Each Meeting Lobby has a unique web link you can drop into a calendar invite or share on your team’s chat platform. It’s a place for the team to gather and appoint a Facilitator before the meeting begins.
Parabol Check-in Meetings are led by a meeting leader, called the Facilitator.
Any teammate who clicks "Start Check-In Meeting" from your team’s meeting Lobby becomes the Facilitator for the day.
We aren’t robots. We bring emotions with us to meetings.
The Icebreaker helps us understand what state each teammate is in.
You might discover that a teammate is distracted by family matters, or that they’re overwhelmed by their workload: sharing that context builds rapport and helps the meeting run more smoothly.
This is particularly powerful for remote teams who lack opportunities for casual hallway interactions to socialize.
As the Facilitator advances the meeting, each teammate is given an opportunity to answer a randomized Icebreaker for the meeting.
What it sounds like: If the Icebreaker is, “What has your attention today?” responses might be:
👨🏿💬 “I’ve got a sick kid at home, I might have to stay on Mute”, or
🙋🏻♀️💬“I’m on deadline, I’m really frazzled today”, or
👩🏽💬 “I’m excited for my anniversary dinner plans tonight.”
Solo Updates generate individual accountability for tasks, create transparency for the entire team, and surface information to aid in building the Meeting Agenda.
Each teammate gets a turn to share what they’ve accomplished, what they’re actively working on, and where they might be stuck.
A task might be considered Stuck if it’s reliant on somebody else to finish something first.
Each teammate spends a few minutes briefly sharing only what’s changed on their tasks since the previous meeting.
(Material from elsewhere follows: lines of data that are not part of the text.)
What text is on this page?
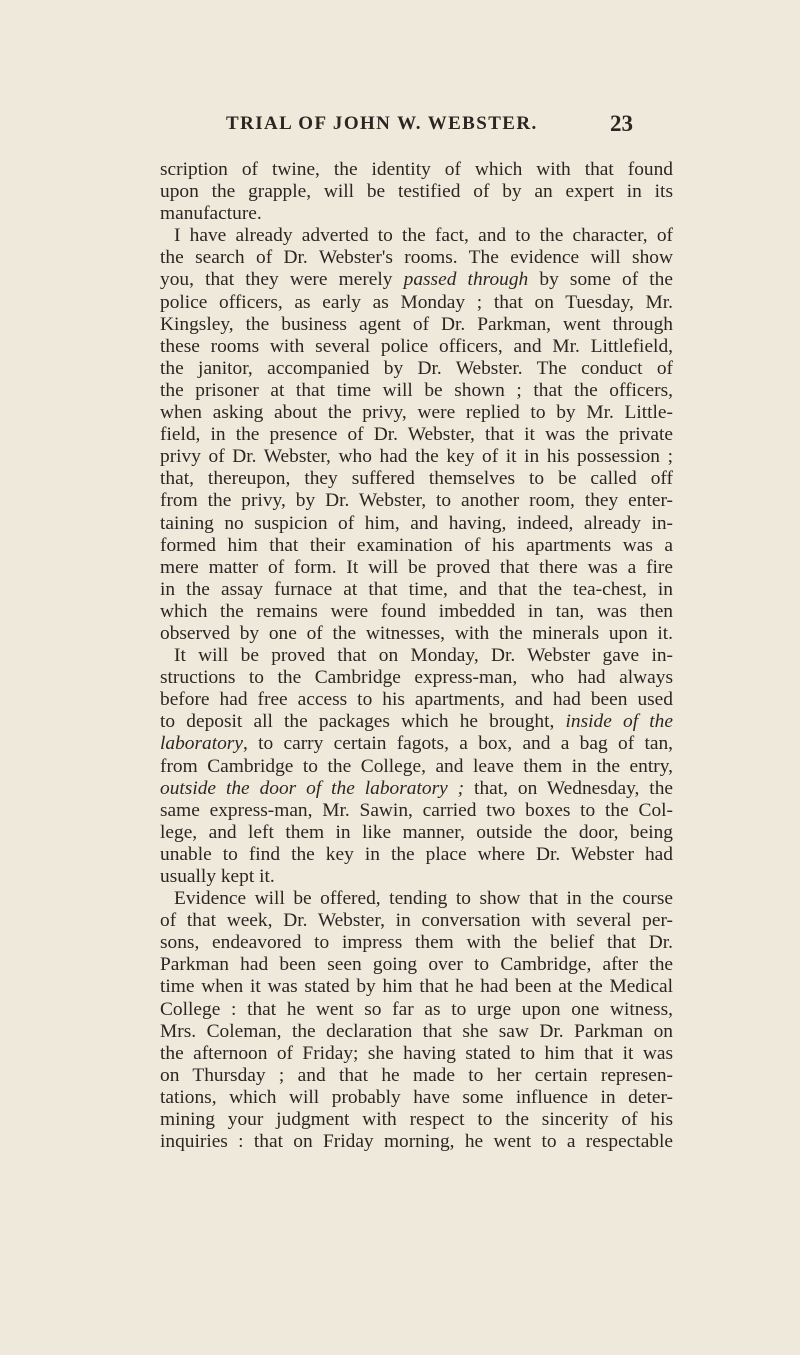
TRIAL OF JOHN W. WEBSTER.	23
scription of twine, the identity of which with that found
upon the grapple, will be testified of by an expert in its
manufacture.
I have already adverted to the fact, and to the character, of
the search of Dr. Webster's rooms. The evidence will show
you, that they were merely passed through by some of the
police officers, as early as Monday ; that on Tuesday, Mr.
Kingsley, the business agent of Dr. Parkman, went through
these rooms with several police officers, and Mr. Littlefield,
the janitor, accompanied by Dr. Webster. The conduct of
the prisoner at that time will be shown ; that the officers,
when asking about the privy, were replied to by Mr. Little-
field, in the presence of Dr. Webster, that it was the private
privy of Dr. Webster, who had the key of it in his possession ;
that, thereupon, they suffered themselves to be called off
from the privy, by Dr. Webster, to another room, they enter-
taining no suspicion of him, and having, indeed, already in-
formed him that their examination of his apartments was a
mere matter of form. It will be proved that there was a fire
in the assay furnace at that time, and that the tea-chest, in
which the remains were found imbedded in tan, was then
observed by one of the witnesses, with the minerals upon it.
It will be proved that on Monday, Dr. Webster gave in-
structions to the Cambridge express-man, who had always
before had free access to his apartments, and had been used
to deposit all the packages which he brought, inside of the
laboratory, to carry certain fagots, a box, and a bag of tan,
from Cambridge to the College, and leave them in the entry,
outside the door of the laboratory ; that, on Wednesday, the
same express-man, Mr. Sawin, carried two boxes to the Col-
lege, and left them in like manner, outside the door, being
unable to find the key in the place where Dr. Webster had
usually kept it.
Evidence will be offered, tending to show that in the course
of that week, Dr. Webster, in conversation with several per-
sons, endeavored to impress them with the belief that Dr.
Parkman had been seen going over to Cambridge, after the
time when it was stated by him that he had been at the Medical
College : that he went so far as to urge upon one witness,
Mrs. Coleman, the declaration that she saw Dr. Parkman on
the afternoon of Friday; she having stated to him that it was
on Thursday ; and that he made to her certain represen-
tations, which will probably have some influence in deter-
mining your judgment with respect to the sincerity of his
inquiries : that on Friday morning, he went to a respectable
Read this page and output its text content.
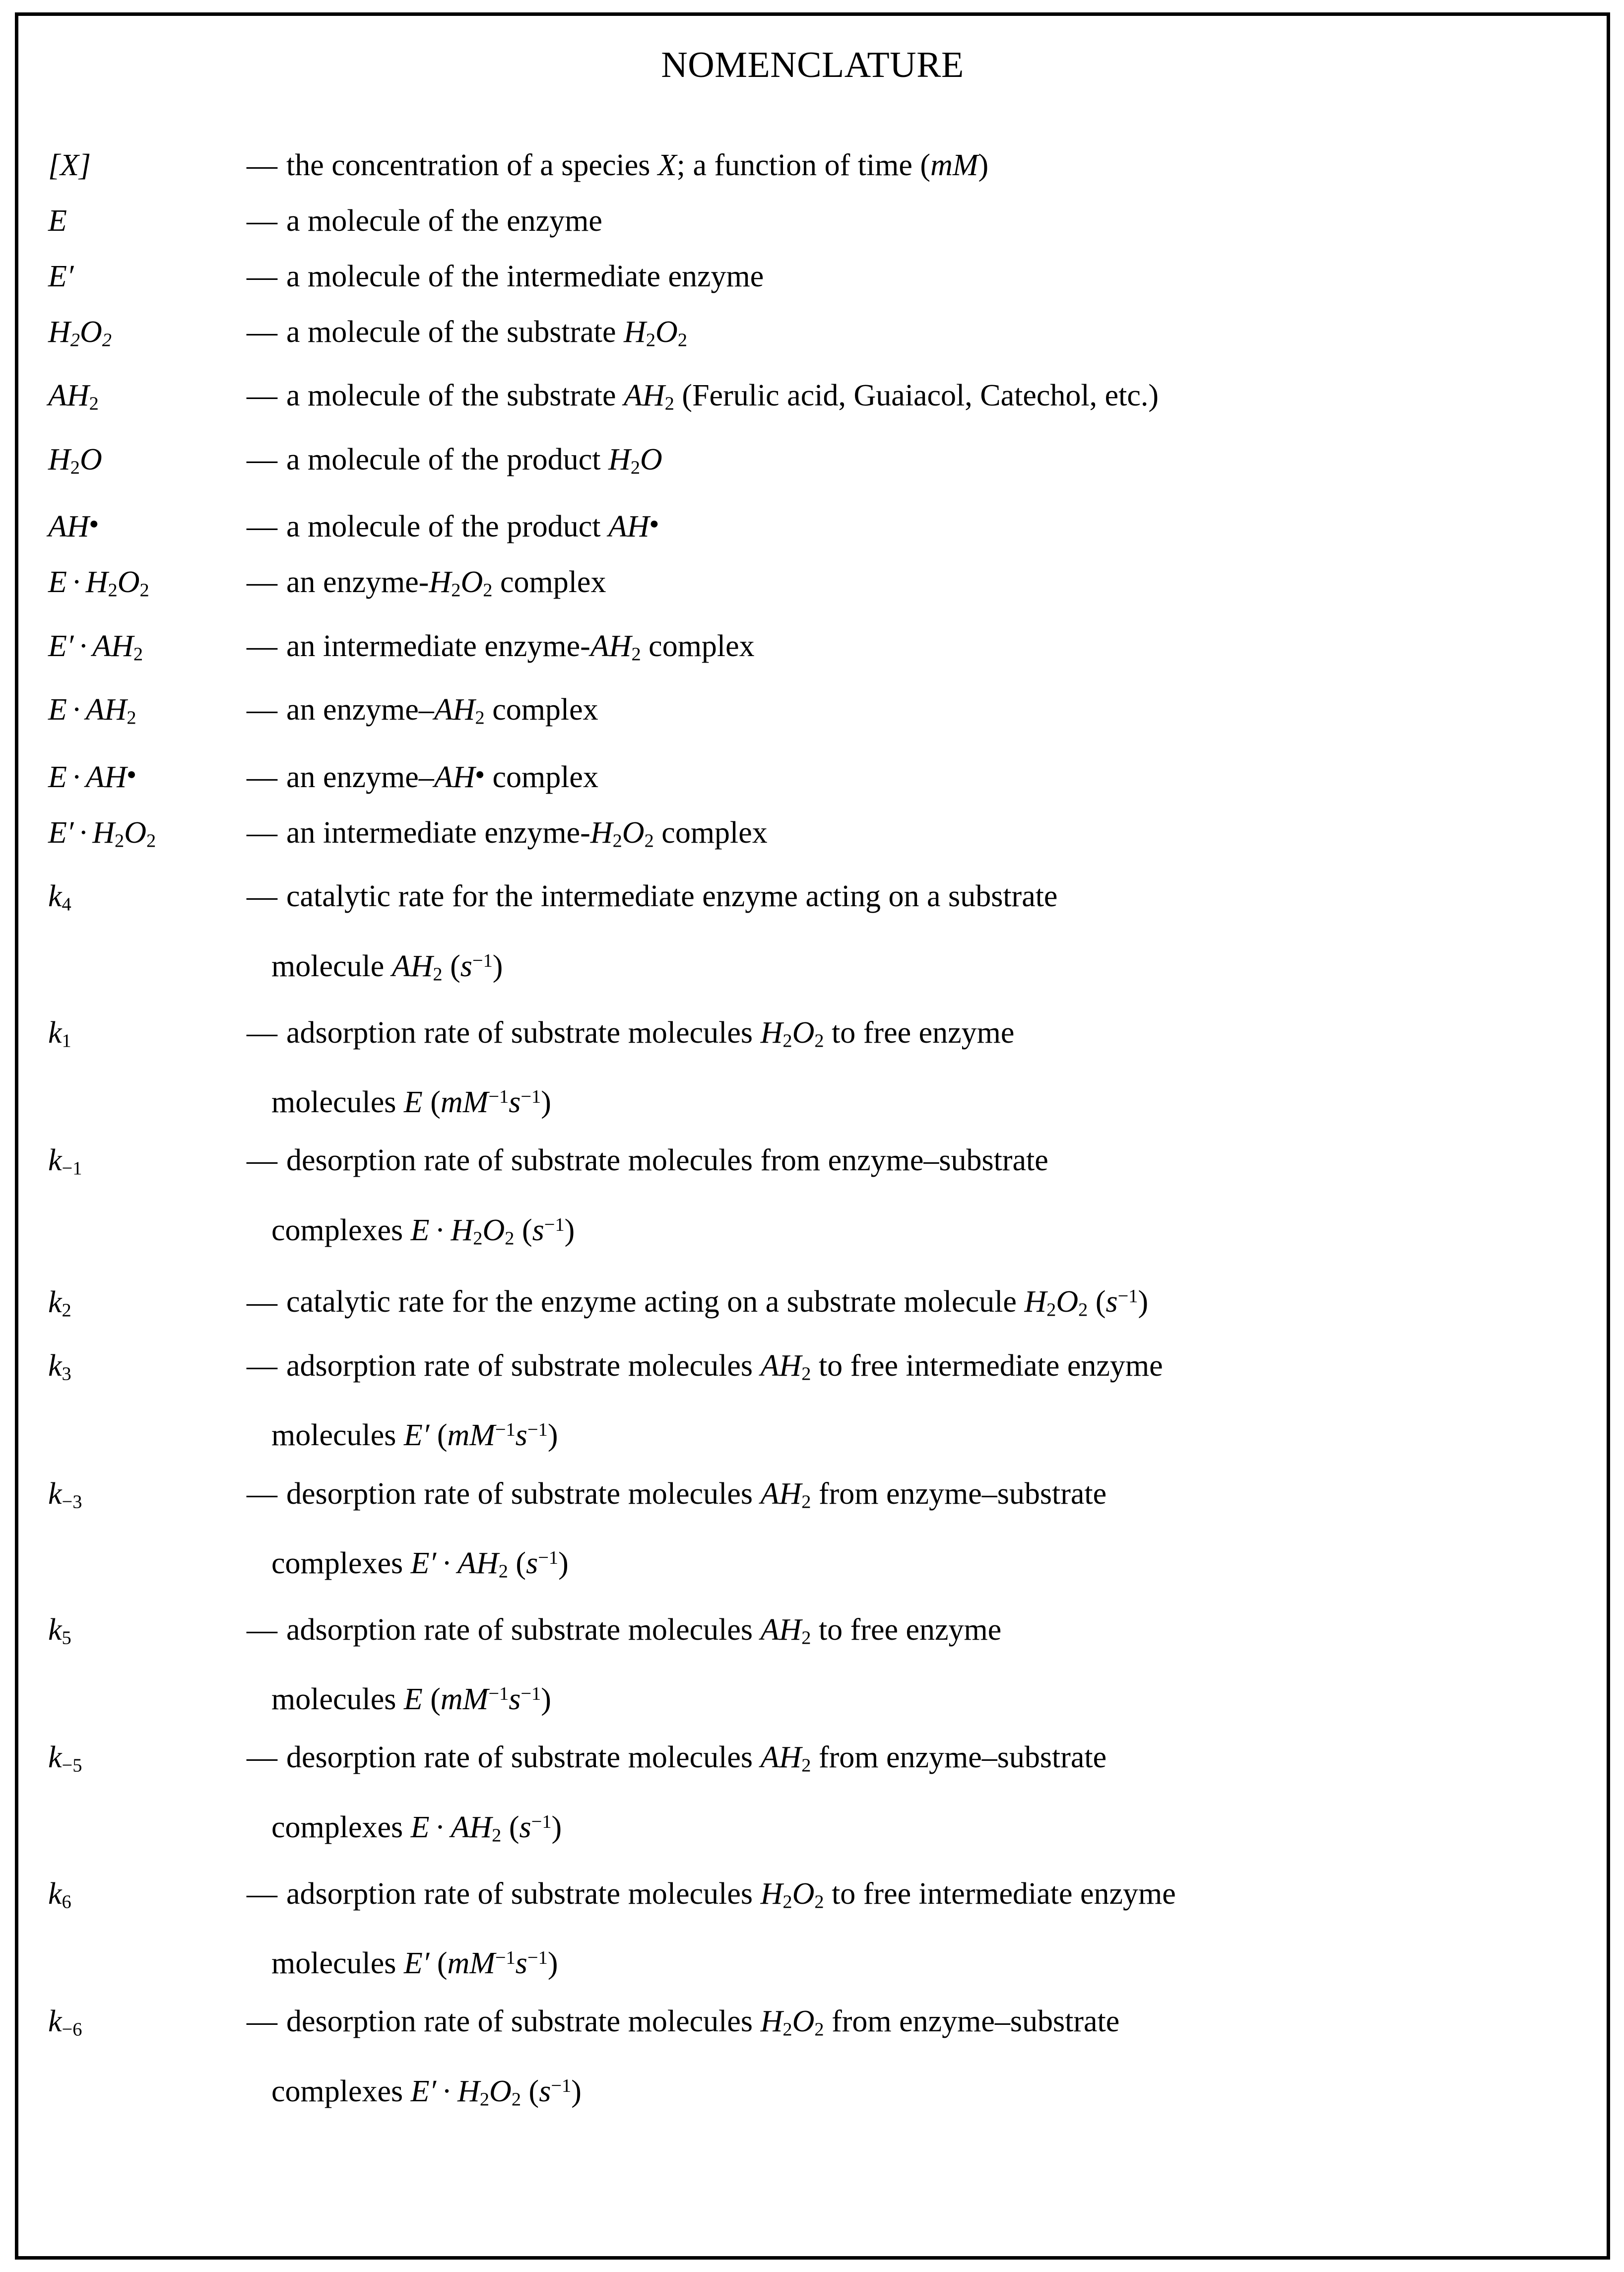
NOMENCLATURE
[X]	— the concentration of a species X; a function of time (mM)
E	— a molecule of the enzyme
E′	— a molecule of the intermediate enzyme
$H_2O_2$	— a molecule of the substrate $H_2O_2$
$AH_2$	— a molecule of the substrate $AH_2$ (Ferulic acid, Guaiacol, Catechol, etc.)
$H_2O$	— a molecule of the product $H_2O$
AH●	— a molecule of the product AH●
$E \cdot H_2O_2$	— an enzyme-$H_2O_2$ complex
$E' \cdot AH_2$	— an intermediate enzyme-$AH_2$ complex
$E \cdot AH_2$	— an enzyme–$AH_2$ complex
E · AH●	— an enzyme–AH● complex
$E' \cdot H_2O_2$	— an intermediate enzyme-$H_2O_2$ complex
$k_4$	— catalytic rate for the intermediate enzyme acting on a substrate
molecule $AH_2$ $(s^{-1})$
$k_1$	— adsorption rate of substrate molecules $H_2O_2$ to free enzyme
molecules E $(mM^{-1}s^{-1})$
$k_{-1}$	— desorption rate of substrate molecules from enzyme–substrate
complexes $E \cdot H_2O_2$ $(s^{-1})$
$k_2$	— catalytic rate for the enzyme acting on a substrate molecule $H_2O_2$ $(s^{-1})$
$k_3$	— adsorption rate of substrate molecules $AH_2$ to free intermediate enzyme
molecules E′ $(mM^{-1}s^{-1})$
$k_{-3}$	— desorption rate of substrate molecules $AH_2$ from enzyme–substrate
complexes $E' \cdot AH_2$ $(s^{-1})$
$k_5$	— adsorption rate of substrate molecules $AH_2$ to free enzyme
molecules E $(mM^{-1}s^{-1})$
$k_{-5}$	— desorption rate of substrate molecules $AH_2$ from enzyme–substrate
complexes $E \cdot AH_2$ $(s^{-1})$
$k_6$	— adsorption rate of substrate molecules $H_2O_2$ to free intermediate enzyme
molecules E′ $(mM^{-1}s^{-1})$
$k_{-6}$	— desorption rate of substrate molecules $H_2O_2$ from enzyme–substrate
complexes $E' \cdot H_2O_2$ $(s^{-1})$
This stage should also move quickly.
If there have been no changes to a particular task, the speaker can say, “no change.”
All teammates should add Agenda items to the queue as questions or topics for discussion are sparked by any teammate’s update.
What it sounds like: a teammate might say:
🙎🏽♀️💬 “Last week I delivered three trainings, this week I’m focused on refreshing the training materials from the feedback we received, and I’m stuck on integrating the new content from the product team, which I’ve added to the Agenda to discuss.”
Up to this point, the meeting has focused on building situational awareness.
In this stage, the team uses this understanding to generate, process, and prioritize the list of Agenda topics, which will be discussed and unpacked into a plan to be used until the next meeting.
A moment is given at the beginning of Agenda Processing to add to the list of agenda topics.
Agenda items entered by participants might be, “new feature,” “client lunch,” “animated gif”, “documentation,” and so on.
It’s perfectly fine if the agenda items are entered in shorthand; it’s simply a note to jog that person’s memory when it’s time to discuss their topic.
When an adequate agenda has been assembled, and the team has collectively prioritized the discussion order, the Facilitator advances through each agenda item in turn.
The Facilitator always begins by asking the agenda item’s author, “what do you need?” The goal of each agenda topic is to reach clarity, and generate new task cards.
After all agenda items have been processed, the Facilitator will advance to “End Meeting”, which automatically generates the Summary view.
This Summary is also automatically emailed to all teammates, including any who were unable to attend.
These emails are a simple, informative artifact of a team’s progress, which can be saved or forwarded to any interested stakeholders.